Financial institutions with $250 billion or more in assets are considered Level 1 and subject to the highest standards; those with between $50 billion and $250 billion are in Level 2 and face moderate requirements; and those with assets of $1 billion to $50 billion are in Level 3 and face fewer mandates.
Under the plan, senior executives at the largest banks would have to defer at least 60% of their qualifying incentive-based compensation for each performance period for four years, while significant risk-taker for those Level 1 institutions must defer 50% of their incentive-based pay.
Midsize large institutions, those considered Level 2, must defer the incentive-based pay of top executives by at least 50% for three years, while risk-takers defer 40% of incentive-based pay for that time period.
The proposal would allow regulators the discretion to require Level 3 banks and credit unions to be subject to either of the restrictions for Level 1 or 2 institutions depending on the "complexity of operations or compensation practices."
The proposal defines senior executive as a person who either holds the title or performs the functions of a president or chief executive officer, chief operating and financial officers, chief lending officers, chief risk and/or compliance officers, among others.
Significant risk-takers are defined as individuals receiving at least one-third incentive-based compensation and, for Level 1 institutions, are among the top 5% compensated individuals at the firm, and for Level 2 institutions among the top 2%. Any individual who may commit or expose at least 0.5% of an institution's assets or who is specifically designated by regulators would also be covered as a significant risk-taker.
The proposal effectively exempts institutions with less than $1 billion of assets from regulation; nor does it require disclosure of compensation that is not incentive-based.
Regulators also proposed requirements for "clawbacks" on executive pay. Under the plan, senior executives at Level 1 and 2 institutions can see their bonus pay reclaimed up to seven years after any new compensation agreement if their actions hurt the firm.
Covered institutions would be able to reclaim compensation in the event of "misconduct that resulted in significant or reputational harm" to the institution, fraud, or intentional misrepresentation of information to determine the executive or risk-taker's compensation, the proposal said.
The plan would also bar Level 1 and 2 institutions from hedging any decrease in the value of a covered person's incentive-based compensation and bans those institutions from awarding an executive more than 125% of the compensation agreement's target amount and 150% for a risk-taker's incentive-based compensation.
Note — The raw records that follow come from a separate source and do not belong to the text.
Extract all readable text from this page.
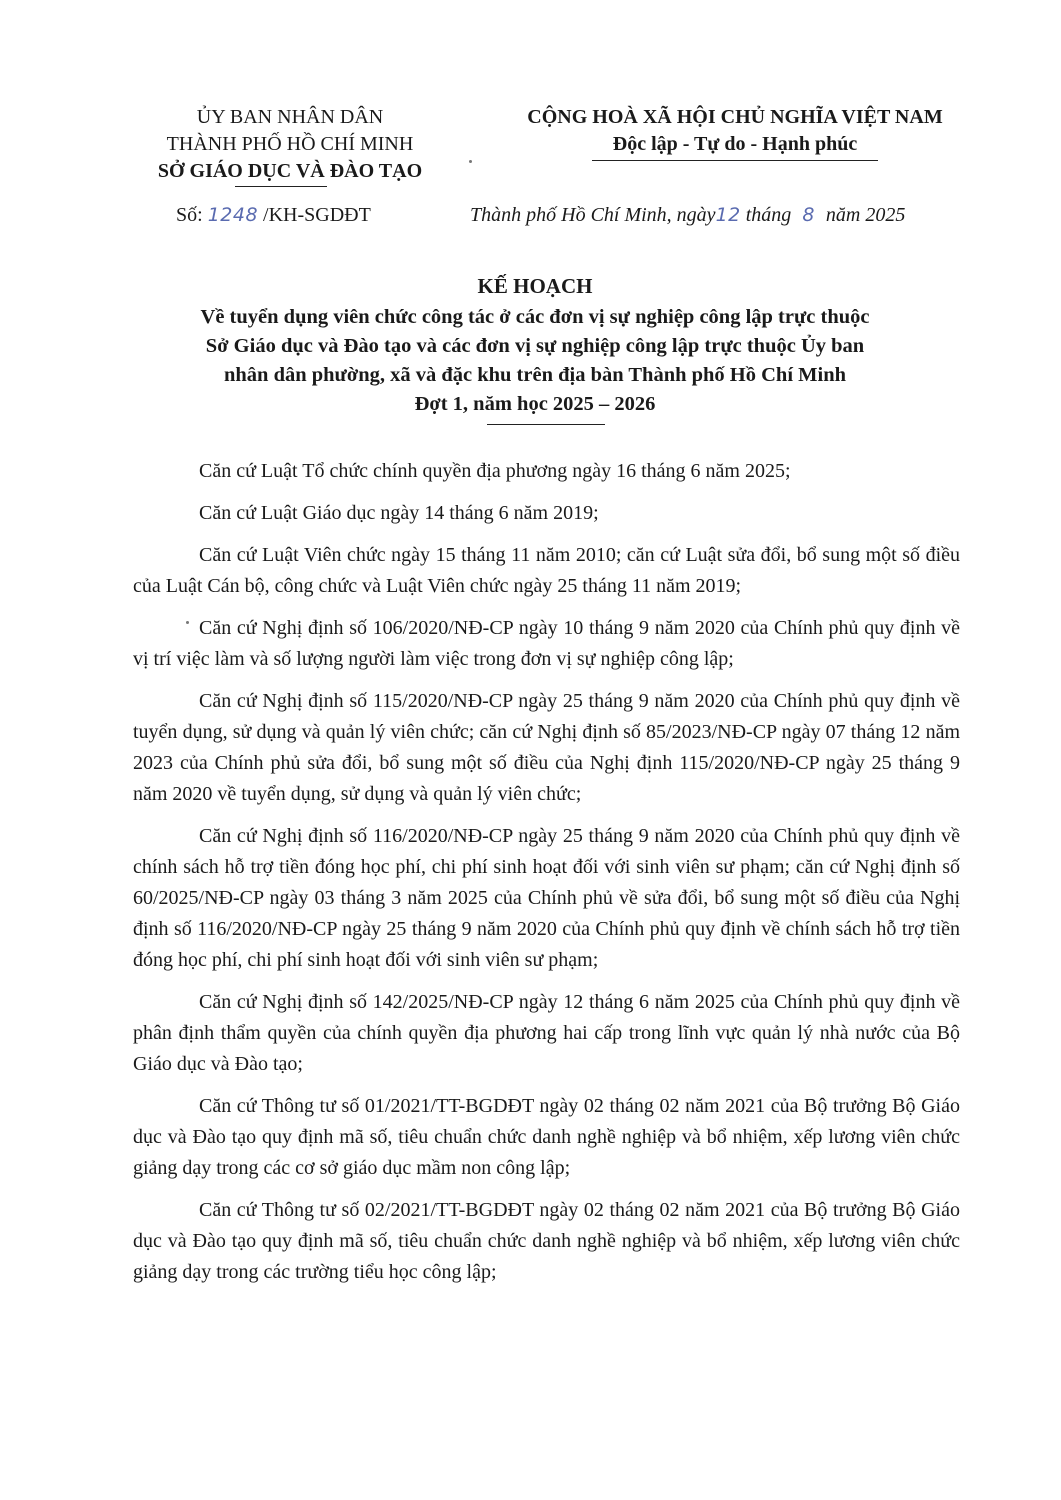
ỦY BAN NHÂN DÂN
THÀNH PHỐ HỒ CHÍ MINH
SỞ GIÁO DỤC VÀ ĐÀO TẠO
CỘNG HOÀ XÃ HỘI CHỦ NGHĨA VIỆT NAM
Độc lập - Tự do - Hạnh phúc
Số: 1248 /KH-SGDĐT	Thành phố Hồ Chí Minh, ngày12 tháng 8 năm 2025
KẾ HOẠCH
Về tuyển dụng viên chức công tác ở các đơn vị sự nghiệp công lập trực thuộc
Sở Giáo dục và Đào tạo và các đơn vị sự nghiệp công lập trực thuộc Ủy ban
nhân dân phường, xã và đặc khu trên địa bàn Thành phố Hồ Chí Minh
Đợt 1, năm học 2025 – 2026

Căn cứ Luật Tổ chức chính quyền địa phương ngày 16 tháng 6 năm 2025;

Căn cứ Luật Giáo dục ngày 14 tháng 6 năm 2019;

Căn cứ Luật Viên chức ngày 15 tháng 11 năm 2010; căn cứ Luật sửa đổi, bổ sung một số điều của Luật Cán bộ, công chức và Luật Viên chức ngày 25 tháng 11 năm 2019;

Căn cứ Nghị định số 106/2020/NĐ-CP ngày 10 tháng 9 năm 2020 của Chính phủ quy định về vị trí việc làm và số lượng người làm việc trong đơn vị sự nghiệp công lập;

Căn cứ Nghị định số 115/2020/NĐ-CP ngày 25 tháng 9 năm 2020 của Chính phủ quy định về tuyển dụng, sử dụng và quản lý viên chức; căn cứ Nghị định số 85/2023/NĐ-CP ngày 07 tháng 12 năm 2023 của Chính phủ sửa đổi, bổ sung một số điều của Nghị định 115/2020/NĐ-CP ngày 25 tháng 9 năm 2020 về tuyển dụng, sử dụng và quản lý viên chức;

Căn cứ Nghị định số 116/2020/NĐ-CP ngày 25 tháng 9 năm 2020 của Chính phủ quy định về chính sách hỗ trợ tiền đóng học phí, chi phí sinh hoạt đối với sinh viên sư phạm; căn cứ Nghị định số 60/2025/NĐ-CP ngày 03 tháng 3 năm 2025 của Chính phủ về sửa đổi, bổ sung một số điều của Nghị định số 116/2020/NĐ-CP ngày 25 tháng 9 năm 2020 của Chính phủ quy định về chính sách hỗ trợ tiền đóng học phí, chi phí sinh hoạt đối với sinh viên sư phạm;

Căn cứ Nghị định số 142/2025/NĐ-CP ngày 12 tháng 6 năm 2025 của Chính phủ quy định về phân định thẩm quyền của chính quyền địa phương hai cấp trong lĩnh vực quản lý nhà nước của Bộ Giáo dục và Đào tạo;

Căn cứ Thông tư số 01/2021/TT-BGDĐT ngày 02 tháng 02 năm 2021 của Bộ trưởng Bộ Giáo dục và Đào tạo quy định mã số, tiêu chuẩn chức danh nghề nghiệp và bổ nhiệm, xếp lương viên chức giảng dạy trong các cơ sở giáo dục mầm non công lập;

Căn cứ Thông tư số 02/2021/TT-BGDĐT ngày 02 tháng 02 năm 2021 của Bộ trưởng Bộ Giáo dục và Đào tạo quy định mã số, tiêu chuẩn chức danh nghề nghiệp và bổ nhiệm, xếp lương viên chức giảng dạy trong các trường tiểu học công lập;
The plan would generally prohibit incentive-based arrangements that "would encourage inappropriate risks by providing excessive compensation or that could lead to material financial loss."
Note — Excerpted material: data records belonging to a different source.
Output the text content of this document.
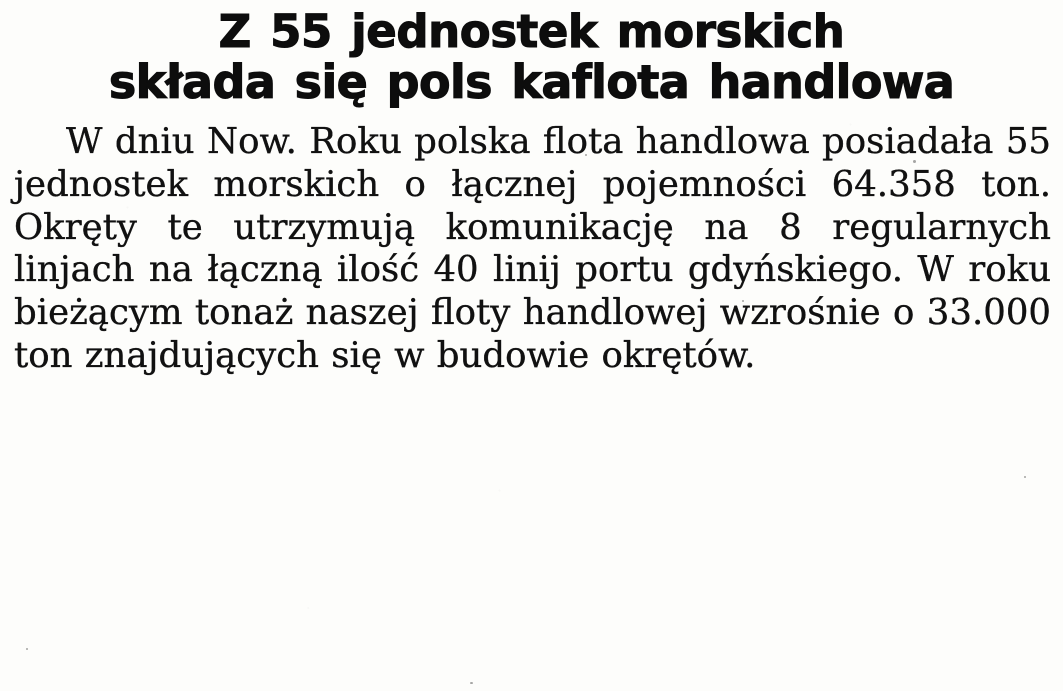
Z 55 jednostek morskich
składa się pols kaflota handlowa
W dniu Now. Roku polska flota handlowa posiadała 55 jednostek morskich o łącznej pojemności 64.358 ton. Okręty te utrzymują komunikację na 8 regularnych linjach na łączną ilość 40 linij portu gdyńskiego. W roku bieżącym tonaż naszej floty handlowej wzrośnie o 33.000 ton znajdujących się w budowie okrętów.
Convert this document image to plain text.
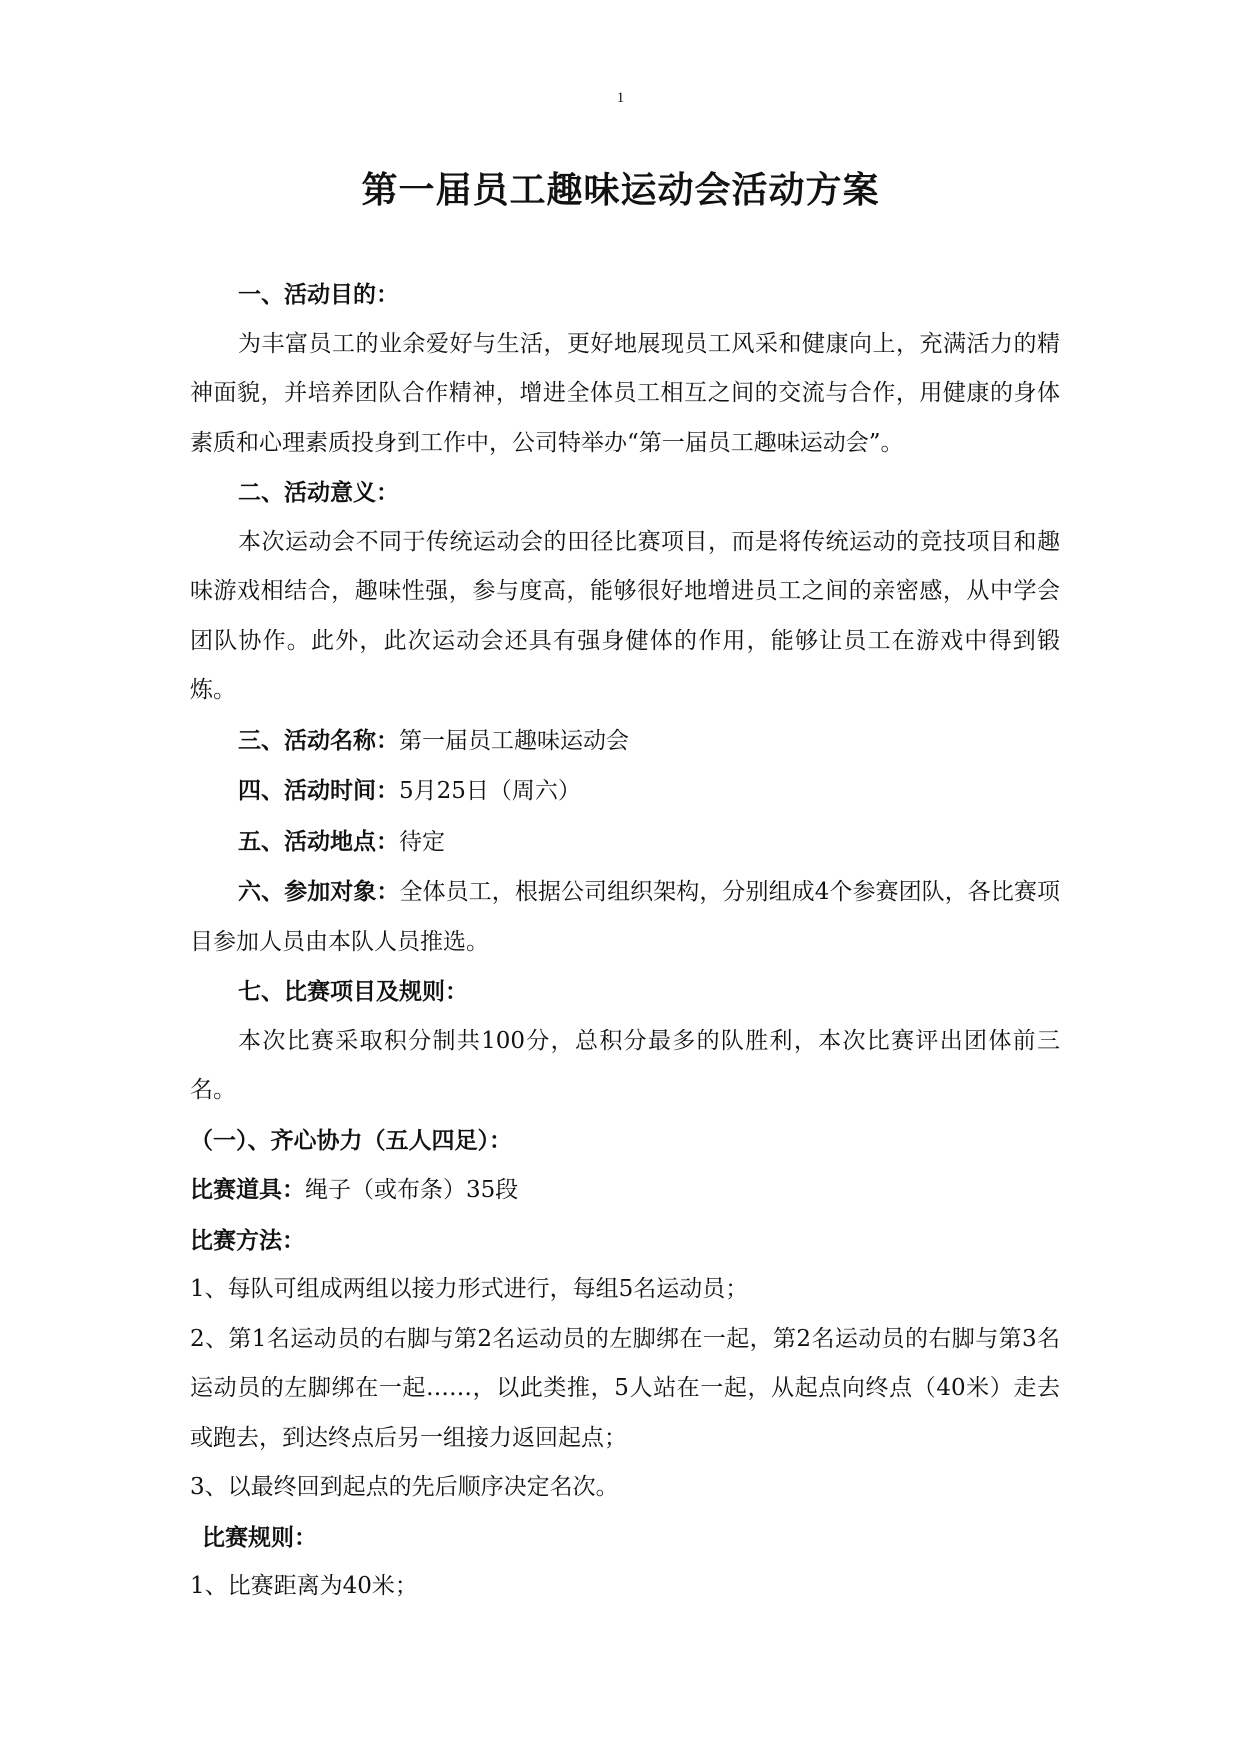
1
第一届员工趣味运动会活动方案

一、活动目的：

为丰富员工的业余爱好与生活，更好地展现员工风采和健康向上，充满活力的精神面貌，并培养团队合作精神，增进全体员工相互之间的交流与合作，用健康的身体素质和心理素质投身到工作中，公司特举办“第一届员工趣味运动会”。

二、活动意义：

本次运动会不同于传统运动会的田径比赛项目，而是将传统运动的竞技项目和趣味游戏相结合，趣味性强，参与度高，能够很好地增进员工之间的亲密感，从中学会团队协作。此外，此次运动会还具有强身健体的作用，能够让员工在游戏中得到锻炼。

三、活动名称：第一届员工趣味运动会

四、活动时间：5月25日（周六）

五、活动地点：待定

六、参加对象：全体员工，根据公司组织架构，分别组成4个参赛团队，各比赛项目参加人员由本队人员推选。

七、比赛项目及规则：

本次比赛采取积分制共100分，总积分最多的队胜利，本次比赛评出团体前三名。

（一）、齐心协力（五人四足）：

比赛道具：绳子（或布条）35段

比赛方法：

1、每队可组成两组以接力形式进行，每组5名运动员；

2、第1名运动员的右脚与第2名运动员的左脚绑在一起，第2名运动员的右脚与第3名运动员的左脚绑在一起……，以此类推，5人站在一起，从起点向终点（40米）走去或跑去，到达终点后另一组接力返回起点；

3、以最终回到起点的先后顺序决定名次。

比赛规则：

1、比赛距离为40米；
The proposal would also require all covered institutions to develop and retain for seven years "records documenting the structure of incentive-based compensation arrangements" and ensure oversight "of the institution's incentive-based compensation arrangements from its board of directors."
The proposal is a multiagency regulation spanning the NCUA, the Federal Reserve, the Federal Deposit Insurance Corp., the Office of the Comptroller of the Currency, the Securities and Exchange Commission and the Federal Housing Finance Agency.
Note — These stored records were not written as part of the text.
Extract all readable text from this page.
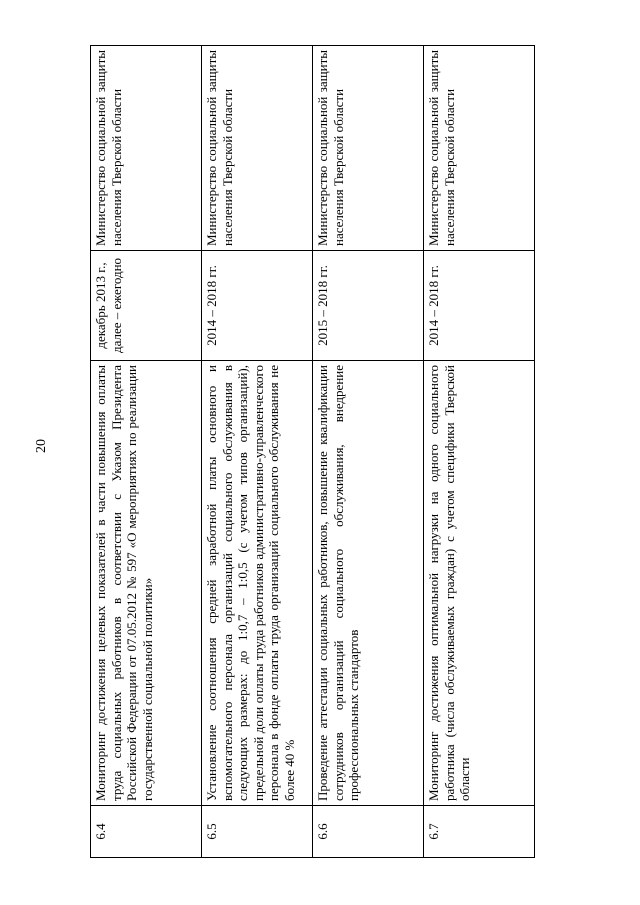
20
6.4	Мониторинг достижения целевых показателей в части повышения оплаты труда социальных работников в соответствии с Указом Президента Российской Федерации от 07.05.2012 № 597 «О мероприятиях по реализации государственной социальной политики»	декабрь 2013 г., далее – ежегодно	Министерство социальной защиты населения Тверской области
6.5	Установление соотношения средней заработной платы основного и вспомогательного персонала организаций социального обслуживания в следующих размерах: до 1:0,7 – 1:0,5 (с учетом типов организаций), предельной доли оплаты труда работников административно-управленческого персонала в фонде оплаты труда организаций социального обслуживания не более 40 %	2014 – 2018 гг.	Министерство социальной защиты населения Тверской области
6.6	Проведение аттестации социальных работников, повышение квалификации сотрудников организаций социального обслуживания, внедрение профессиональных стандартов	2015 – 2018 гг.	Министерство социальной защиты населения Тверской области
6.7	Мониторинг достижения оптимальной нагрузки на одного социального работника (числа обслуживаемых граждан) с учетом специфики Тверской области	2014 – 2018 гг.	Министерство социальной защиты населения Тверской области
The other agencies have not yet announced when they will vote to release the proposal, and the NCUA included a disclaimer in its documents noting that it will not be published in the Federal Register until the remaining agencies have also acted and that "the final version may differ from the version posted here."
The plan is among the highest-profile regulations left unfinished since the passage of the Dodd-Frank Act, and President Obama himself expressed the pressing need for it to be completed in a joint meeting with regulators held at the White House in March.
Executive compensation was one of the leading sources of public resentment after the financial crisis when it was revealed that executives and their underlings were in effect given an incentive to take excessive risks without any appropriate attention paid to financial stability of the firms for which they worked or the system in general.
Since the crisis, other sections of the law have been completed, including a so-called "say on pay" rule by the SEC that requires shareholder disclosure of executive compensation packages and the widespread adoption of "clawbacks" in packages, whereby the board of a firm can take back compensation later if it is revealed to have been awarded based on fraudulent or misleading performance.